No me digas que no te apetece. Está buenísimo todo. Le dijo mientras retiraba la cafetera del fuego. ¡Ni que hubiera preparado yo el desayuno...!, insistió.

El olor a pan lo invadía todo. Ese olor dulce que a todo el mundo gusta, se fundía con el olor del tomate sobre el aceite calentado por el pan recién tostado.

¡Huuum, qué bien huele! Huele como tú. El olor de pan caliente siempre me ha parecido femenino. Que huele a mujer. Que huele como tu vientre, ni más ni menos.

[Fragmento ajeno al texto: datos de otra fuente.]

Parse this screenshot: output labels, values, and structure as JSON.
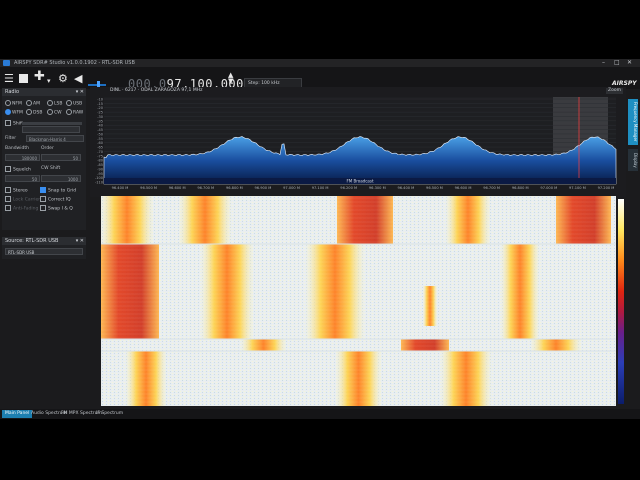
{
  "window": {
    "title": "AIRSPY SDR# Studio v1.0.0.1902 - RTL-SDR USB",
    "controls": [
      "–",
      "□",
      "✕"
    ]
  },
  "toolbar": {
    "frequency_dim": "000.0",
    "frequency_bright": "97.100.000",
    "step": "Step: 100 kHz",
    "brand": "AIRSPY"
  },
  "radio_panel": {
    "title": "Radio",
    "modes": [
      {
        "label": "NFM",
        "on": false
      },
      {
        "label": "AM",
        "on": false
      },
      {
        "label": "LSB",
        "on": false
      },
      {
        "label": "USB",
        "on": false
      },
      {
        "label": "WFM",
        "on": true
      },
      {
        "label": "DSB",
        "on": false
      },
      {
        "label": "CW",
        "on": false
      },
      {
        "label": "RAW",
        "on": false
      }
    ],
    "shift_label": "Shift",
    "filter_label": "Filter",
    "filter_value": "Blackman-Harris 4",
    "bandwidth_label": "Bandwidth",
    "order_label": "Order",
    "bandwidth_value": "180000",
    "order_value": "50",
    "squelch_label": "Squelch",
    "cw_shift_label": "CW Shift",
    "squelch_value": "50",
    "cw_value": "1000",
    "checks": [
      {
        "label": "Stereo",
        "on": false,
        "dis": false
      },
      {
        "label": "Snap to Grid",
        "on": true,
        "dis": false
      },
      {
        "label": "Lock Carrier",
        "on": false,
        "dis": true
      },
      {
        "label": "Correct IQ",
        "on": false,
        "dis": false
      },
      {
        "label": "Anti-Fading",
        "on": false,
        "dis": true
      },
      {
        "label": "Swap I & Q",
        "on": false,
        "dis": false
      }
    ]
  },
  "source_panel": {
    "title": "Source: RTL-SDR USB",
    "device": "RTL-SDR USB"
  },
  "spectrum": {
    "header": "DINL  · 6217 · ODAL ZARAGOZA 97,1 MHz",
    "zoom_label": "Zoom",
    "fm_label": "FM Broadcast",
    "db_ticks": [
      "-10",
      "-15",
      "-20",
      "-25",
      "-30",
      "-35",
      "-40",
      "-45",
      "-50",
      "-55",
      "-60",
      "-65",
      "-70",
      "-75",
      "-80",
      "-85",
      "-90",
      "-95",
      "-100",
      "-110"
    ],
    "freq_ticks": [
      "96.400 M",
      "96.500 M",
      "96.600 M",
      "96.700 M",
      "96.800 M",
      "96.900 M",
      "97.000 M",
      "97.100 M",
      "96.200 M",
      "96.300 M",
      "96.400 M",
      "96.500 M",
      "96.600 M",
      "96.700 M",
      "96.800 M",
      "97.000 M",
      "97.100 M",
      "97.200 M"
    ]
  },
  "right_tabs": [
    "Frequency Manager",
    "Display"
  ],
  "bottom_tabs": [
    {
      "label": "Main Panel",
      "active": true
    },
    {
      "label": "Audio Spectrum",
      "active": false
    },
    {
      "label": "FM MPX Spectrum",
      "active": false
    },
    {
      "label": "IF Spectrum",
      "active": false
    }
  ]
}
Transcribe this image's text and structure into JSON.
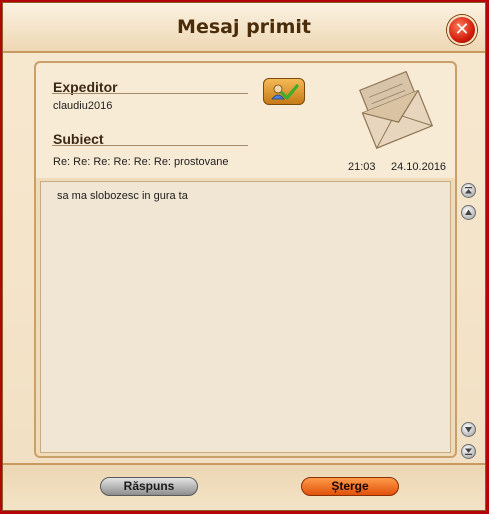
{
  "window": {
    "title": "Mesaj primit",
    "close_icon": "close-icon"
  },
  "message": {
    "sender_label": "Expeditor",
    "sender": "claudiu2016",
    "subject_label": "Subiect",
    "subject": "Re: Re: Re: Re: Re: Re: prostovane",
    "time": "21:03",
    "date": "24.10.2016",
    "body": "sa ma slobozesc in gura ta"
  },
  "footer": {
    "reply_label": "Răspuns",
    "delete_label": "Șterge"
  },
  "colors": {
    "background": "#b4050a",
    "reply_button": "#8e8e8e",
    "delete_button": "#e0520a",
    "verify_check": "#3cae2a"
  }
}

El del aceite de oliva siempre me ha parecido el de un perfume antiguo; el de un aceite balsámico que llega hasta nuestros días desde la época de los romanos, que parece que lo inventaron todo.

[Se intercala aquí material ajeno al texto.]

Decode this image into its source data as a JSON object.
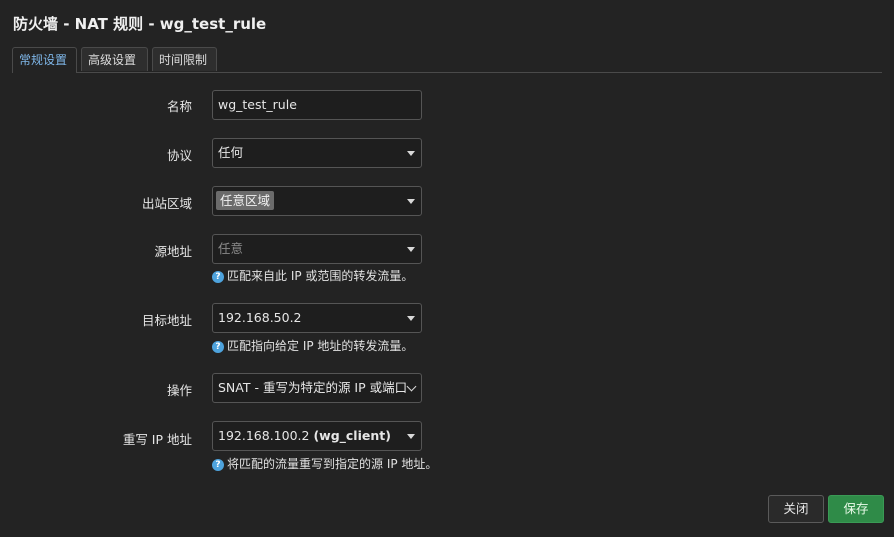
{
  "dialog": {
    "title": "防火墙 - NAT 规则 - wg_test_rule"
  },
  "tabs": [
    {
      "label": "常规设置",
      "active": true
    },
    {
      "label": "高级设置",
      "active": false
    },
    {
      "label": "时间限制",
      "active": false
    }
  ],
  "form": {
    "name": {
      "label": "名称",
      "value": "wg_test_rule"
    },
    "protocol": {
      "label": "协议",
      "value": "任何"
    },
    "outbound_zone": {
      "label": "出站区域",
      "value": "任意区域"
    },
    "source_address": {
      "label": "源地址",
      "value": "任意",
      "hint": "匹配来自此 IP 或范围的转发流量。"
    },
    "dest_address": {
      "label": "目标地址",
      "value": "192.168.50.2",
      "hint": "匹配指向给定 IP 地址的转发流量。"
    },
    "action": {
      "label": "操作",
      "value": "SNAT - 重写为特定的源 IP 或端口"
    },
    "rewrite_ip": {
      "label": "重写 IP 地址",
      "value": "192.168.100.2",
      "value_suffix": "(wg_client)",
      "hint": "将匹配的流量重写到指定的源 IP 地址。"
    }
  },
  "buttons": {
    "close": "关闭",
    "save": "保存"
  },
  "icons": {
    "help": "?"
  },
  "colors": {
    "accent": "#4ea3dd",
    "save": "#2f8b48",
    "active_tab_text": "#7fb7e9"
  }
}
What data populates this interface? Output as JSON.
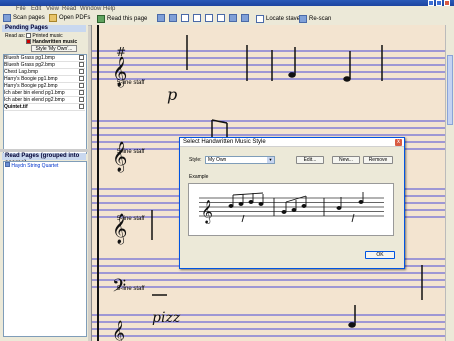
{
  "menu": [
    "File",
    "Edit",
    "View",
    "Read",
    "Window",
    "Help"
  ],
  "toolbar": {
    "scan_pages": "Scan pages",
    "open_pdfs": "Open PDFs"
  },
  "score_toolbar": {
    "read_this_page": "Read this page",
    "locate_staves": "Locate staves",
    "rescan": "Re-scan"
  },
  "pending": {
    "header": "Pending Pages",
    "read_as": "Read as:",
    "printed_music": "Printed music",
    "handwritten_music": "Handwritten music",
    "style_button": "Style 'My Own'...",
    "files": [
      "Bluesh Grass pg1.bmp",
      "Bluesh Grass pg2.bmp",
      "Chest Lag.bmp",
      "Harry's Boogie pg1.bmp",
      "Harry's Boogie pg2.bmp",
      "Ich aber bin elend pg1.bmp",
      "Ich aber bin elend pg2.bmp",
      "Quintet.tif"
    ]
  },
  "read_pages": {
    "header": "Read Pages (grouped into scores)",
    "items": [
      "Haydn String Quartet"
    ]
  },
  "score": {
    "staff_label": "5-line staff",
    "staff_count": 5
  },
  "dialog": {
    "title": "Select Handwritten Music Style",
    "style_label": "Style:",
    "style_value": "My Own",
    "edit_label": "Edit...",
    "new_label": "New...",
    "remove_label": "Remove",
    "example_label": "Example",
    "ok_label": "OK",
    "close_glyph": "x"
  },
  "colors": {
    "staff_lines": "#4a4ad8",
    "paper": "#f3e4d0",
    "titlebar": "#2a5ab8",
    "accent_red": "#cc0000"
  }
}
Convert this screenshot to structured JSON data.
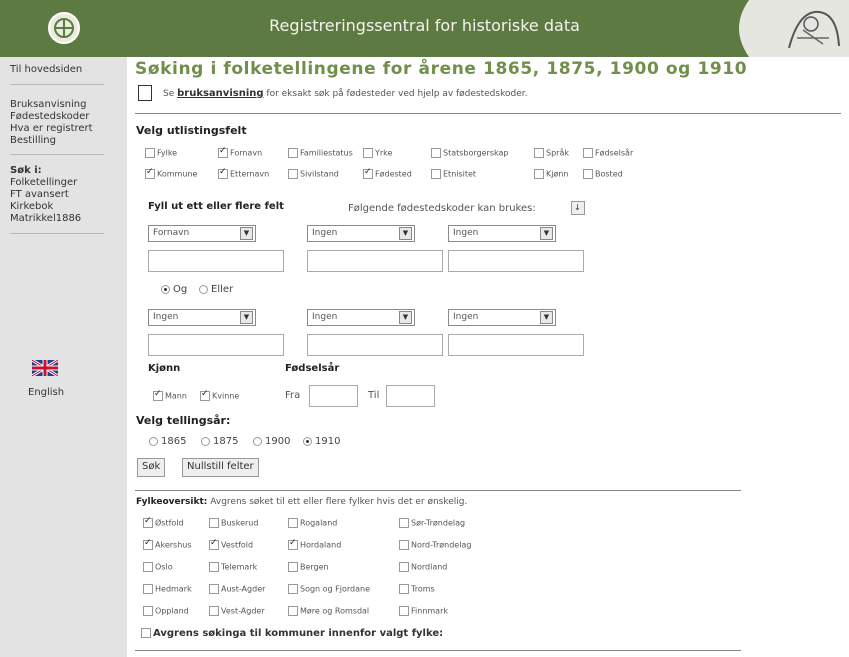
{
  "header": {
    "site_title": "Registreringssentral for historiske data"
  },
  "sidebar": {
    "home": "Til hovedsiden",
    "items1": [
      "Bruksanvisning",
      "Fødestedskoder",
      "Hva er registrert",
      "Bestilling"
    ],
    "search_label": "Søk i:",
    "items2": [
      "Folketellinger",
      "FT avansert",
      "Kirkebok",
      "Matrikkel1886"
    ],
    "english": "English"
  },
  "page": {
    "title": "Søking i folketellingene for årene 1865, 1875, 1900 og 1910",
    "manual_pre": "Se",
    "manual_link": "bruksanvisning",
    "manual_post": "for eksakt søk på fødesteder ved hjelp av fødestedskoder."
  },
  "listing": {
    "label": "Velg utlistingsfelt",
    "row1": [
      {
        "label": "Fylke",
        "checked": false
      },
      {
        "label": "Fornavn",
        "checked": true
      },
      {
        "label": "Familiestatus",
        "checked": false
      },
      {
        "label": "Yrke",
        "checked": false
      },
      {
        "label": "Statsborgerskap",
        "checked": false
      },
      {
        "label": "Språk",
        "checked": false
      },
      {
        "label": "Fødselsår",
        "checked": false
      }
    ],
    "row2": [
      {
        "label": "Kommune",
        "checked": true
      },
      {
        "label": "Etternavn",
        "checked": true
      },
      {
        "label": "Sivilstand",
        "checked": false
      },
      {
        "label": "Fødested",
        "checked": true
      },
      {
        "label": "Etnisitet",
        "checked": false
      },
      {
        "label": "Kjønn",
        "checked": false
      },
      {
        "label": "Bosted",
        "checked": false
      }
    ]
  },
  "fields": {
    "label": "Fyll ut ett eller flere felt",
    "codes_label": "Følgende fødestedskoder kan brukes:",
    "selects_row1": [
      "Fornavn",
      "Ingen",
      "Ingen"
    ],
    "selects_row2": [
      "Ingen",
      "Ingen",
      "Ingen"
    ],
    "and_label": "Og",
    "or_label": "Eller"
  },
  "gender": {
    "label": "Kjønn",
    "male": "Mann",
    "female": "Kvinne"
  },
  "birthyear": {
    "label": "Fødselsår",
    "from": "Fra",
    "to": "Til"
  },
  "census": {
    "label": "Velg tellingsår:",
    "years": [
      "1865",
      "1875",
      "1900",
      "1910"
    ],
    "selected": "1910"
  },
  "buttons": {
    "search": "Søk",
    "reset": "Nullstill felter"
  },
  "county": {
    "label": "Fylkeoversikt:",
    "desc": "Avgrens søket til ett eller flere fylker hvis det er ønskelig.",
    "cols": [
      [
        {
          "label": "Østfold",
          "checked": true
        },
        {
          "label": "Akershus",
          "checked": true
        },
        {
          "label": "Oslo",
          "checked": false
        },
        {
          "label": "Hedmark",
          "checked": false
        },
        {
          "label": "Oppland",
          "checked": false
        }
      ],
      [
        {
          "label": "Buskerud",
          "checked": false
        },
        {
          "label": "Vestfold",
          "checked": true
        },
        {
          "label": "Telemark",
          "checked": false
        },
        {
          "label": "Aust-Agder",
          "checked": false
        },
        {
          "label": "Vest-Agder",
          "checked": false
        }
      ],
      [
        {
          "label": "Rogaland",
          "checked": false
        },
        {
          "label": "Hordaland",
          "checked": true
        },
        {
          "label": "Bergen",
          "checked": false
        },
        {
          "label": "Sogn og Fjordane",
          "checked": false
        },
        {
          "label": "Møre og Romsdal",
          "checked": false
        }
      ],
      [
        {
          "label": "Sør-Trøndelag",
          "checked": false
        },
        {
          "label": "Nord-Trøndelag",
          "checked": false
        },
        {
          "label": "Nordland",
          "checked": false
        },
        {
          "label": "Troms",
          "checked": false
        },
        {
          "label": "Finnmark",
          "checked": false
        }
      ]
    ],
    "restrict": "Avgrens søkinga til kommuner innenfor valgt fylke:"
  }
}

La besó en la mejilla; despacio?, sin prisa de ningún tipo. Moroso en sus movimientos; perezoso en llegar al término de su acción. Recreándose en su agitación, como un gatito jugueteando con el ovillo de lana.

Quiero fundir tus labios entre mis dientes. Humedécetelos con el aceite, por favor, que semeja la textura del gloss, pero no tan fresco como éste, sino mucho más cálido? Me parece que saben a mermelada de arándanos? Y los míos, ¿a qué te saben?

No le respondió, pero sí que le miró su boca, se mordió su propio labio con sensualidad y le devolvió el beso. Parecía que quería adivinar el sabor de ellos, pero no dijo si lo había previsto o no, ni siquiera si le sabían a algo o sólo a la tostada que estaba comiendo. Prosa en su identidad, con apariencia física de sílfide; etérea como el aire en el que habita; delicada como el polvo de ala de mariposa.

Eran pocos los días que llevaban conviviendo. Habían sido muy intensos. Como si cada uno de ellos fuera el último que pasarían juntos, cuando tan solo eran los primeros en el paso del tiempo que los llevaría al adormecimiento de las pasiones y, quizá por eso, también, ciertamente, eran los últimos.

Siempre me acordaré del sabor de tus besos, le aseguró a ella. No creo que jamás se me olvide su gustillo y lo a gusto que estoy contigo estos días; los primeros de nuestro matrimonio sin papeles, que ni falta que nos hacen?

Ella no le respondía nada. Callaba. Perezosa y zalamera, se dejaba hacer. Silencio con mirada de cachorro felino, en ella parecía que se oía?, se intuía, se podía decir, un ronroneo gatuno en su garganta. Pragmática, continuó comiendo en cuanto tuvo la boca libre de impedimentos. Gata sicalíptica a la que parece que gustan los maulas, como una mala pécora, se mostraba a los ojos de él: astuta, taimada y viciosa, en su silencio de geisha durante la ceremonia del té. A él le gustaba este punto de pecado en ella y la hacía muy deseable. Le gustaba el peligro sin duda y ella callaba sutil, sabedora de que su silencio mimoso encendía la pasión en el temerario. Él metió la mano por el escote del camisón de ella y pellizcó su pecho con delicadeza. Ella no emitió ningún quejido sonoro. Tan sólo se encogió sobre sí misma, llevándose el brazo al pecho. Seguía comiendo con vagancia, la muy tunanta.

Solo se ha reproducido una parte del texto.